Do it now grieve it later rule applied in a challenge to an administrative decision
Hurwitz v. Regan , 90 A.D.2d 659, Motion for leave to appeal denied, 58 N.Y.2d 609
As a general rule in labor relations, when there is a supervisor/employee difference of opinion concerning an assignment, unless a dangerous situation exists, the employee should “do it now; grieve it later.”
Apparently the same rule will apply in connection with some administrative decisions as well.
When a former member of the New York State Employees’ Retirement System [ERS] was re-employed by a public employer, he sought to reinstate his former Tier I ERS membership.
ERS said no, explaining that he had cease to be a member of ERS in 1970 and had to rejoin as a Tier II member.
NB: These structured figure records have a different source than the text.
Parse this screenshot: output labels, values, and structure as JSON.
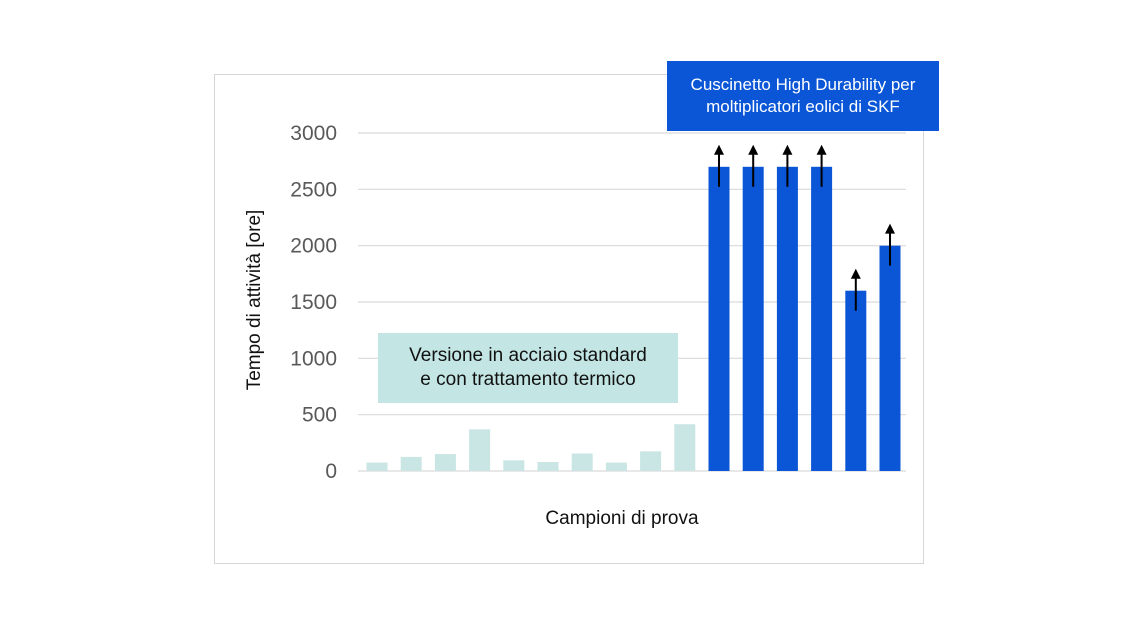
{
  "chart_data": {
    "type": "bar",
    "title": "",
    "xlabel": "Campioni di prova",
    "ylabel": "Tempo di attività [ore]",
    "ylim": [
      0,
      3000
    ],
    "yticks": [
      0,
      500,
      1000,
      1500,
      2000,
      2500,
      3000
    ],
    "grid": true,
    "series": [
      {
        "name": "Versione in acciaio standard e con trattamento termico",
        "color": "#c9e6e5",
        "values": [
          75,
          125,
          150,
          370,
          95,
          80,
          155,
          75,
          175,
          415
        ],
        "arrow": false
      },
      {
        "name": "Cuscinetto High Durability per moltiplicatori eolici di SKF",
        "color": "#0a56d6",
        "values": [
          2700,
          2700,
          2700,
          2700,
          1600,
          2000
        ],
        "arrow": true
      }
    ]
  },
  "annotations": {
    "standard_line1": "Versione in acciaio standard",
    "standard_line2": "e con trattamento termico",
    "hd_line1": "Cuscinetto High Durability per",
    "hd_line2": "moltiplicatori eolici di SKF"
  },
  "colors": {
    "standard_fill": "#c9e6e5",
    "standard_callout": "#c3e6e4",
    "hd_fill": "#0a56d6",
    "grid": "#d9d9d9",
    "arrow": "#000000"
  }
}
He finally joined the System as a Tier II member in late 1975.
When the Retirement and Social Security Law was amended in 1977 (C. 973; L. 1977) to allow Tier II members who had been Tier I members who “rejoined within five years” to get back into Tier I, the employee again attempted to regain his Tier I membership. He, again, was refused by ERS and sued.
The Appellate Division noted that the employee had not rejoined ERS until more than five years had passed.
Had he filed a Tier II application in 1974 while contesting the ERS determination concerning the denial of his application for Tier I status, presumably he would have met the requirement of the 1977 amendment.
Probably it is best to do something “under protest” and argue about it later, especially when the consequences of inaction may cause even greater problems.